I still remember the day I got my first fishing pole. It was a white Shakespeare WonderRod with a closed faced Zebco 202 reel.
Unlike the bike I rode at the time, my first fishing rod was not a "hand me down" item. It was a birthday present and it was brand new. I spent as much time practice casting in the backyard as I did on the river.
Currently, according to the Recreational Boating and Fishing Foundation, there are more than 50 million active anglers in the United States.
The vast majority of active anglers claim they learned to fish because "someone" once took the time to introduce them to the sport. Typically, it was a father, uncle or grandfather that provided this introduction. However, in recent years there have been some dramatic shifts in American society. Today, nearly 50 percent of American children are raised in a single parent family. In 2008, our society passed another threshold as more children were born to an unwed mother than to wedded couples.
Nearly 67 percent of all anglers claim that "Dad" took them on their first fishing trip. If "Dad" has a diminishing role in introducing new anglers today, and others don't step in to fill the void, how will the sport of angling be passed to future generations? The gift of fishing is still something special and those who don't fish may never know what they have missed, unless those of us who fish take the opportunity to share it.
Fishing with children: Do it now
Recreational boating and fishing rank high among America's favorite sporting activities. More people fish than play golf and tennis combined. The surest way to ensure longevity of the sport is by increased public awareness. Children that become committed anglers quickly develop an awareness and appreciation of the need for protecting, conserving and restoring America's aquatic natural resources.
Today's children will be the the next generation of American anglers, or not. With the vast angling resources available across the Adirondacks, parents and educators, it would be negligent to deny children the necessary knowledge and skills to effectively utilize such resources.
As a parent, I'd prefer that my child was out wading on a local stream than hanging out on a street corner.
Tips and techniques
for young anglers
There are a few key points that parents should be aware of when venturing out with children on an angling adventure. You don't need a boat full of fancy gear. Often, it's much easier to fish from shore. Always be positive and enthusiastic; make fishing a fun and enjoyable activity.
Let the kids gain competency by practice casting on the lawn at home. Provide a target such as an apple basket to improve accuracy.
Watch the weather and insure that outings are short, exciting and productive. Pick a place that is easy to get to, comfortable, and safe.
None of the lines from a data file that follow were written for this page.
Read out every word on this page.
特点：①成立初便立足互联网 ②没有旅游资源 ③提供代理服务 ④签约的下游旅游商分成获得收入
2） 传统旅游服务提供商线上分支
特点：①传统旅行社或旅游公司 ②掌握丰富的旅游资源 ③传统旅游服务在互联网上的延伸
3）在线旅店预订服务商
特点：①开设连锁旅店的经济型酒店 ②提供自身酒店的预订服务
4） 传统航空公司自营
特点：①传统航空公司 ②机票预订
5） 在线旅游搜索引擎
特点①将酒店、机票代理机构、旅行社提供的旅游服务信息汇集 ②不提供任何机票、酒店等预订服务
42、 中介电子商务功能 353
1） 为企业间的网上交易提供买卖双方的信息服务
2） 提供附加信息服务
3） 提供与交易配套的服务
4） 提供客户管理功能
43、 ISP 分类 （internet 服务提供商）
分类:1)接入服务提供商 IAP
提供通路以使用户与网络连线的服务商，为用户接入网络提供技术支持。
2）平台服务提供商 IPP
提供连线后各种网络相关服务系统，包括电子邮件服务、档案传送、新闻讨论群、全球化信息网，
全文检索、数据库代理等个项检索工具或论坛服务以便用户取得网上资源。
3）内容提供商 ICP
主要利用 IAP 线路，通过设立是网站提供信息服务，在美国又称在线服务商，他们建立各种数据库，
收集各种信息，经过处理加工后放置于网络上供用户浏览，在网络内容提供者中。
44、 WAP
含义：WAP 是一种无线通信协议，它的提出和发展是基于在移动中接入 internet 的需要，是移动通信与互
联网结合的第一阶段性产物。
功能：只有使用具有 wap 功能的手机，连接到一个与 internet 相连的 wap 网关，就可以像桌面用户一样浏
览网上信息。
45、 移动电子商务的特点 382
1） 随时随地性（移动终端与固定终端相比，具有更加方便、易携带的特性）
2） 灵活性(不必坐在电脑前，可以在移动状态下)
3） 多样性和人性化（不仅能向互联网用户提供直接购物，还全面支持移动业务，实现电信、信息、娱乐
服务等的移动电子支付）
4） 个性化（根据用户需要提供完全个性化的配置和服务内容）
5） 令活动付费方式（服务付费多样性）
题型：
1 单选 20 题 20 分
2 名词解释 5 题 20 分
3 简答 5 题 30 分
Bring along plenty of snacks, lunch, water, sunscreen, insect repellent, swimsuits, towels and first aid basics.
Make the trip comfortable for everyone and above all have patience with snagged lines, lost tackle and missed fish. Praise them often, you will accomplish more with positive feedback than a reprimand.
Target species most likely for success such as perch, sunnies or rock bass and use live bait such as worms, minnows or grasshoppers.
They don't have to catch the largest fish in the pond, but due to a shorter attention span, they must have activity. The key point is to fish where action is assured to avoid boredom. Keep it simple and use reliable equipment that is intended for novices. A short rod with a push button, spin casting reel is much easier to use than a long rod with an open face spinning reel.
For smaller children, drill a hole in the handle of the rod and attach a lanyard. Tie the lanyard to the boat or a belt buckle in case they drop the rod. Often kids will release the whole rod when letting go of the 'push button' on the reel. This simple tip may save you from "fishing for a rod."
Crimp the barb on all hooks. This makes it much easier to release the fish, a kid or a parent.
Protect the children and make certain that they always wear sunglasses when anyone has a rod in hand. A barbless hook can easily be removed from a finger or a foot, but not from an eyeball.
Spread anglers out. Make certain they are at least 10 feet apart and watch for others before casting. Use a bobber if possible, it will provide a visual clue to signal a bite. It also gives kids something to watch to stay attentive.
Leave your rod at home since the trip is all about a kid's fishing adventure. If possible, bring along someone their age to share the adventure with.
Look for water bugs, turtles, frogs, beavers or loons. Let them play with minnows or worms. Let them experience nature. Most of all, fishing should be fun, not a chore.
Take a camera along. After the trip, get prints in the kid's hands as soon as possible, so they can share the adventure with others. Encourage them to write a short story to accompany the photos, it can provide helpful feedback for future trips.
Show respect for the environment and the water. Teach water safety and in a boat, make certain everyone wears a PFD (lead by example).
Make each outing an adventure. Involve children in the planning for the day, look over maps, draw up a list and let them assist in the decision making process.
It should be their special time! A big part of the fun is in the preparation. Let them help with the tackle, digging worms or catching grasshoppers.
Most of all, strive to depart before the fish do, always leave them wanting more.